Steven Blitz, il capo economista statunitense di TS Lombard, sostiene che i prezzi delle case, e in effetti i prezzi delle attività finanziarie, devono diminuire drasticamente se si vuole che l’inflazione sia sotto controllo.
Sostiene che il ciclo economico iniziato oltre un decennio fa, quando siamo usciti dalla crisi finanziaria, era insolito in quanto non era un ciclo del credito, ma un ciclo degli asset. “In genere, la leva aumenta in un’espansione e diminuisce durante una recessione, ma abbiamo avuto un periodo espansivo di dieci anni in cui famiglie e imprese hanno continuato a ridurre la leva e, dopo un’iniziale ondata di spesa, anche il governo ha 2019”, dice. La ricchezza è stata creata durante il ciclo non dall’espansione del credito ma dall’inflazione dei prezzi delle attività. Il risultato, dice, è che la sensibilità dell’economia agli aumenti dei tassi della Federal Reserve questa volta sarà diversa. Il deleveraging non rallenterà l’economia abbastanza da fermare l’inflazione. Il calo dei prezzi delle attività dovrà fare il lavoro.
Se Blitz è su qualcosa qui (penso che lo sia, anche se non sono del tutto convinto che le aziende abbiano ridotto la leva finanziaria) e la Fed condivide questo punto di vista (crede di sì), il mercato immobiliare in declino è una buona notizia. Fa parte di ciò che la Fed deve vedere prima che si senta a proprio agio nel rallentare il ritmo dell’inasprimento delle politiche.

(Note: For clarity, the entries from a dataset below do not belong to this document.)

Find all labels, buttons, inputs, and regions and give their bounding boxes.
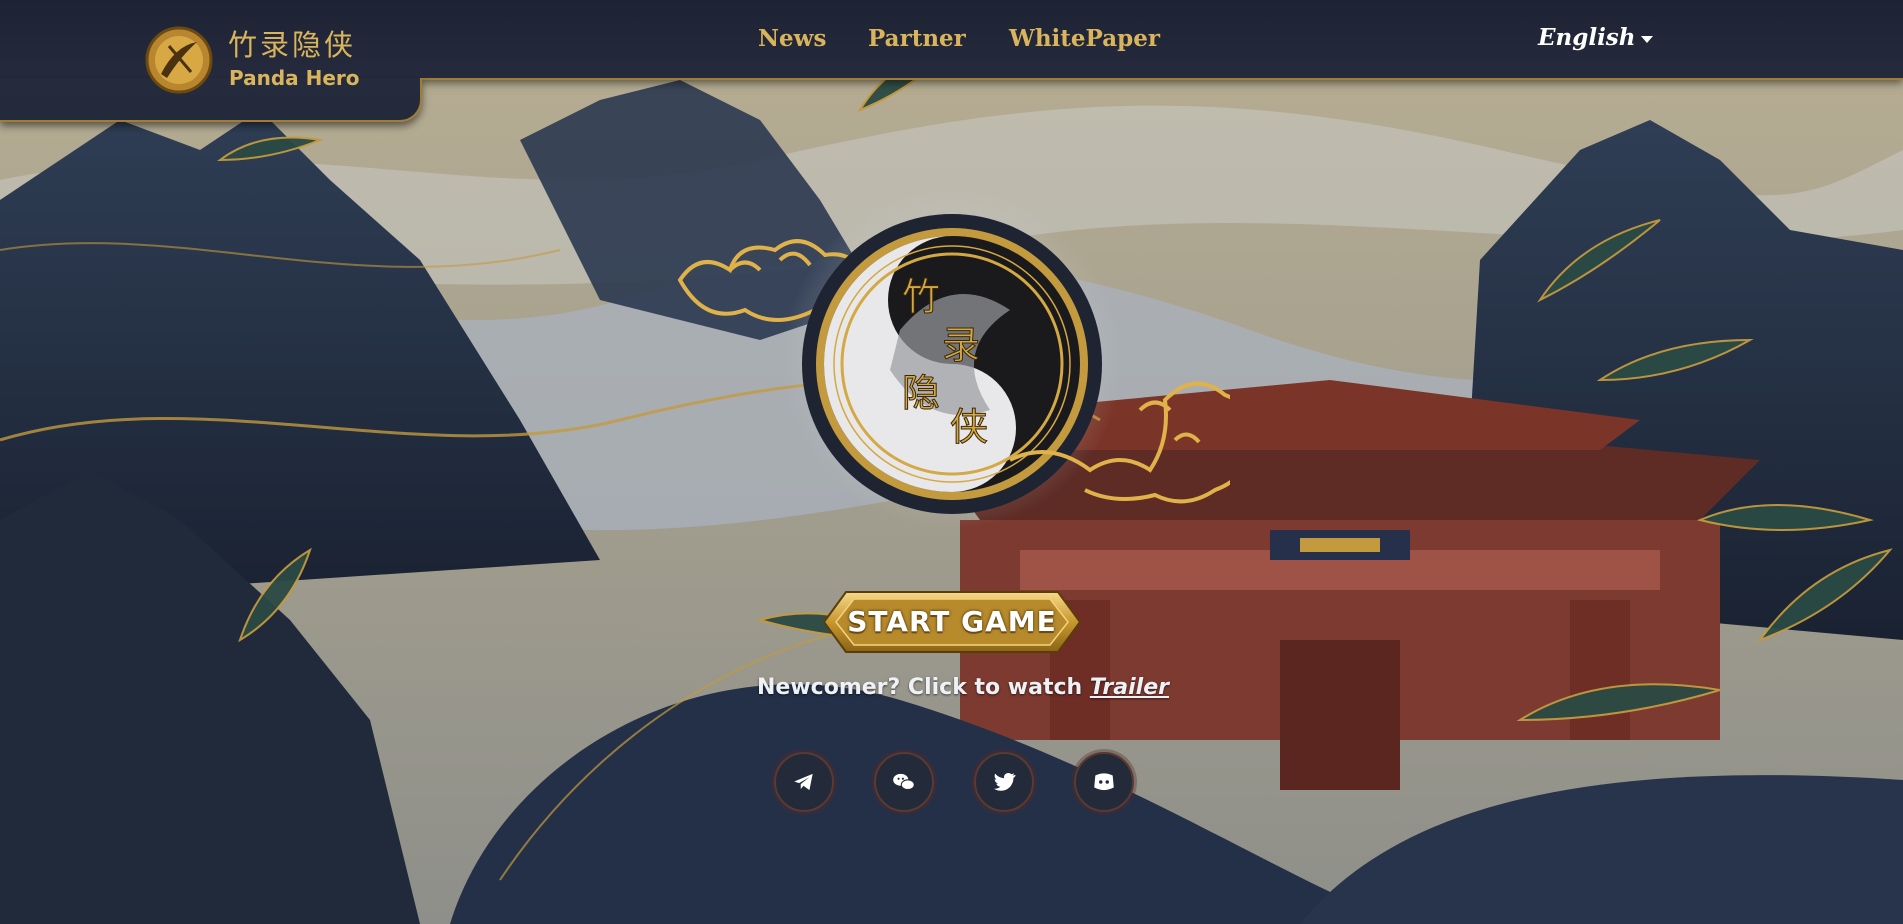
brand-english-name: Panda Hero	[229, 66, 360, 90]
wechat-icon	[893, 773, 915, 791]
trailer-link[interactable]: Trailer	[1090, 675, 1169, 700]
language-label: English	[1538, 24, 1636, 51]
discord-button[interactable]	[1074, 752, 1134, 812]
panda-hero-logo[interactable]	[145, 26, 213, 94]
nav-link-news[interactable]: News	[758, 25, 826, 52]
language-dropdown[interactable]: English	[1538, 24, 1654, 51]
twitter-icon	[994, 772, 1016, 791]
twitter-button[interactable]	[974, 752, 1034, 812]
brand-chinese-name: 竹录隐侠	[228, 28, 357, 62]
nav-link-partner[interactable]: Partner	[868, 25, 966, 52]
game-emblem: 竹 录 隐 侠	[677, 214, 1230, 514]
discord-icon	[1094, 773, 1114, 791]
emblem-char-4: 侠	[950, 405, 988, 449]
telegram-button[interactable]	[774, 752, 834, 812]
newcomer-prompt: Newcomer? Click to watch	[757, 675, 1090, 700]
wechat-button[interactable]	[874, 752, 934, 812]
emblem-char-2: 录	[942, 323, 980, 367]
start-game-button[interactable]: START GAME	[822, 590, 1082, 654]
start-game-label: START GAME	[847, 605, 1057, 638]
emblem-char-3: 隐	[902, 371, 940, 415]
nav-link-whitepaper[interactable]: WhitePaper	[1009, 25, 1160, 52]
newcomer-text: Newcomer? Click to watch Trailer	[757, 675, 1169, 700]
telegram-icon	[794, 773, 813, 791]
chevron-down-icon	[1641, 35, 1654, 43]
emblem-char-1: 竹	[902, 275, 940, 319]
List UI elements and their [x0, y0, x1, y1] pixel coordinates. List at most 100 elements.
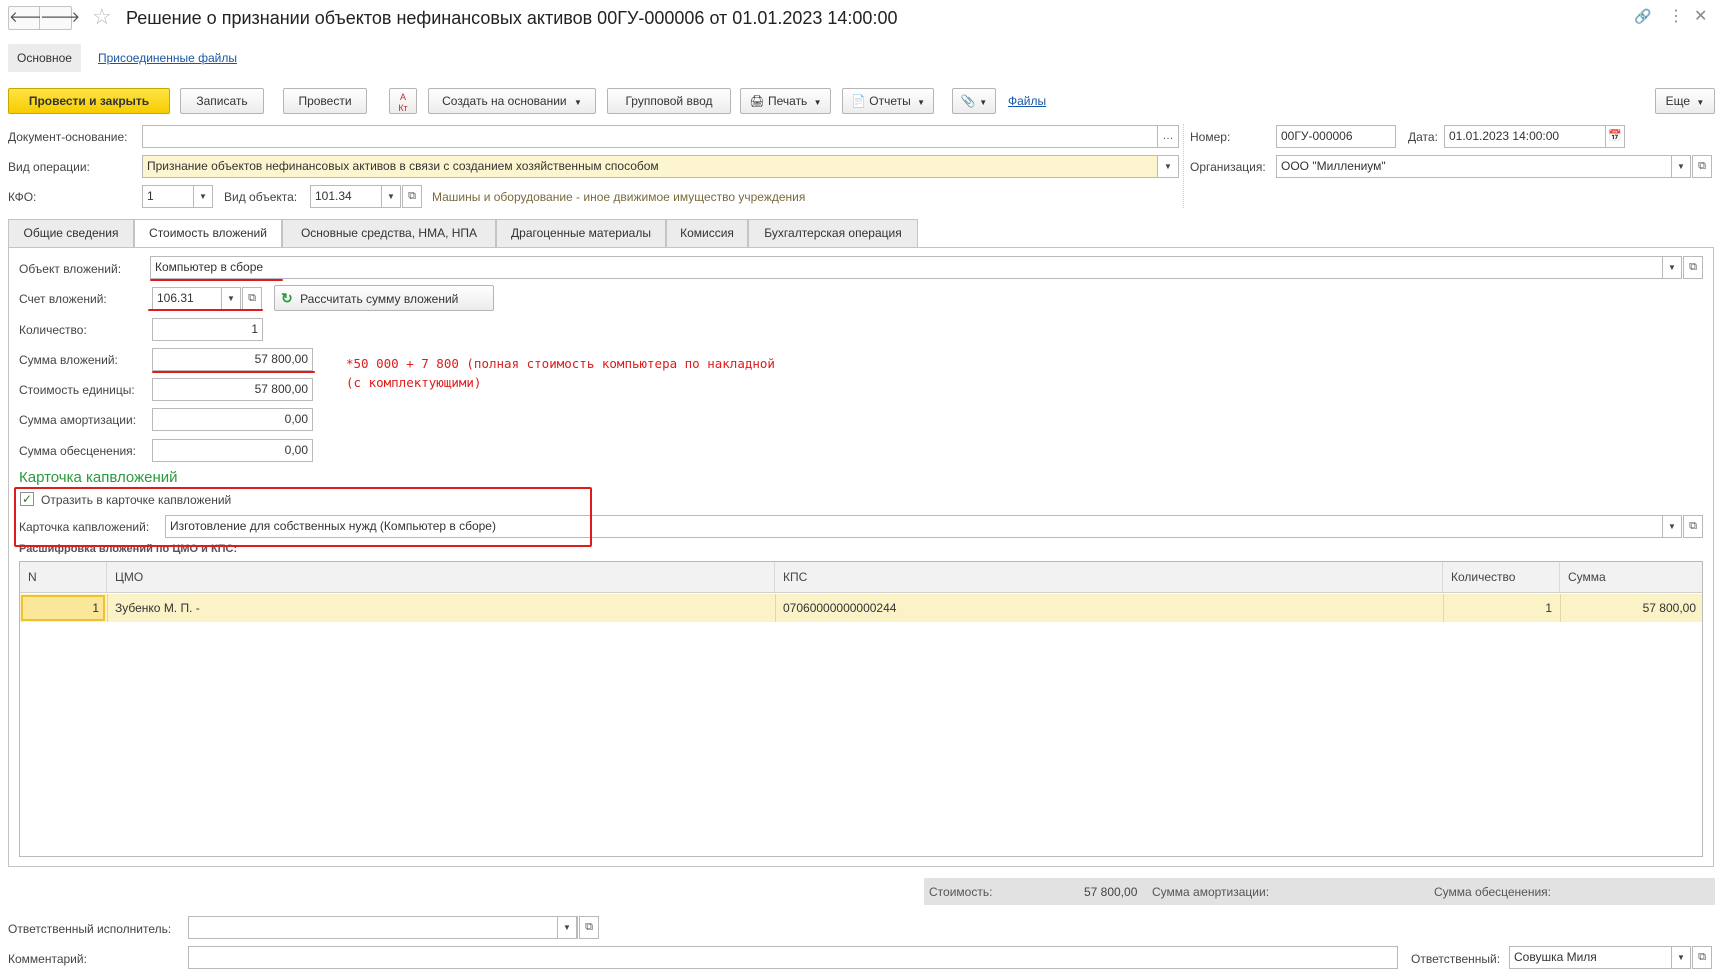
nav-tab-files[interactable]: Присоединенные файлы [98, 51, 237, 65]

Ma le cose non sono così semplici. A febbraio ho scritto di come i prezzi delle case e l’inflazione degli affitti impiegheranno molto tempo a farsi strada attraverso i dati ufficiali dell’IPC, un anno o più. Inoltre, l’inflazione immobiliare che abbiamo già visto potrebbe continuare a sostenere l’inflazione salariale. L’economista di Strategas Don Rissmiller riassume concisamente questa connessione: “Le aziende pagheranno ciò che costa ai lavoratori vivere dove le aziende hanno bisogno che siano”. Tuttavia, il processo di aumento dei salari dei lavoratori a quel livello potrebbe richiedere tempo. Nel frattempo, la Fed potrebbe continuare a stringere in una profonda recessione.
Questo è un caso particolare di una domanda generale che, sottolinea Rissmiller, è importante quanto qualsiasi altro mercato di fronte. Quando la Fed dichiara vittoria? I dati ufficiali sull’inflazione degli shelter potrebbero diminuire presto. Ma ci vorrà un po’ prima che tutto torni alla normalità. Lo stesso vale per le altre categorie. Alcuni prezzi potrebbero non tornare mai più alle tendenze morbide che hanno tenuto nei giorni di ampia manodopera a basso costo, ampia energia a basso costo e catene di approvvigionamento globali ampiamente aperte. Un’inflazione del 3% è sufficiente per la Fed? O combatterà fino al 2%? In quest’ultimo caso, sembra sempre più probabile una profonda recessione.
Una buona lettura
“Trump è ampiamente odiato da molti, ovviamente, ma è ugualmente amato da molti. Tutti odiano Jared.”